The appeal of his work was broad and his readership spanned the generations. His poetry has long been taught in schools and in recent years he collaborated with the likes of Roddy Woomble and his band Idlewild. His honesty, his humour, his humanity and compassion enabled him to reach across any age gap. And his dazzling technique, the verbal pyrotechnics, were always in the service of something more, something deeper.
His love poems in particular ring in the heart as well as the mind – perfect little lyrics that resonate. This is all the more amazing since he revealed at the age of 70 that he was gay. It hadn't been too hard to work out! But in a country where homosexuality was not decriminalised until 1980, he had to be circumspect. In fact, perhaps it was the fact that the poems were coded that gave them their extra charge and intensity. They are in the moment, the specific place and time, and yet they are transcendent, timeless, universal.
I ended my own piece for Eddie@90 looking at my personal archive – all Eddie's books from these past 40 years (most of them signed), a couple of manuscripts, quirky handwritten postcards and revisiting it all with gratitude and love.

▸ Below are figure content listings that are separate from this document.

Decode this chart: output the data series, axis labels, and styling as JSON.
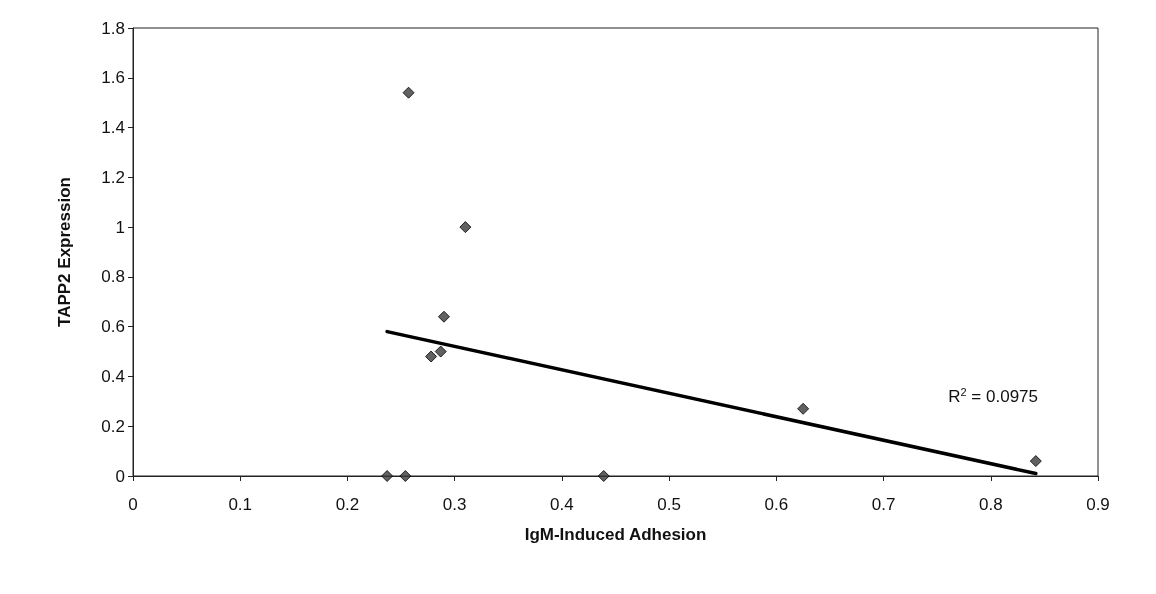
{
  "chart_data": {
    "type": "scatter",
    "xlabel": "IgM-Induced Adhesion",
    "ylabel": "TAPP2 Expression",
    "xlim": [
      0,
      0.9
    ],
    "xticks": [
      0,
      0.1,
      0.2,
      0.3,
      0.4,
      0.5,
      0.6,
      0.7,
      0.8,
      0.9
    ],
    "ylim": [
      0,
      1.8
    ],
    "yticks": [
      0,
      0.2,
      0.4,
      0.6,
      0.8,
      1,
      1.2,
      1.4,
      1.6,
      1.8
    ],
    "grid": false,
    "marker": "diamond",
    "series": [
      {
        "color": "#3a3a3a",
        "x": [
          0.237,
          0.254,
          0.257,
          0.278,
          0.287,
          0.29,
          0.31,
          0.439,
          0.625,
          0.842
        ],
        "values": [
          0,
          0,
          1.54,
          0.48,
          0.5,
          0.64,
          1.0,
          0,
          0.27,
          0.06
        ]
      },
      {
        "type": "line",
        "marker": "none",
        "color": "#000000",
        "x": [
          0.237,
          0.842
        ],
        "values": [
          0.58,
          0.01
        ]
      }
    ],
    "annotations": [
      "R$^{2}$ = 0.0975"
    ]
  }
}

At this year's WORD Festival, in May, a few of the writers taking part read their favourite Edwin Morgan poems. I read a well-known piece called A View of Things. ("What I love about poetry is its ion engine.") And I wanted to read another but ran out of time. The one I'd chosen was Fires, a rare autobiographical poem about his childhood and his parents, recounting a happiness that was only a moment before being reduced to almost nothing. Then he ends, as only he could, with what seems to me a credo: The not quite nothing I praise it and I write it.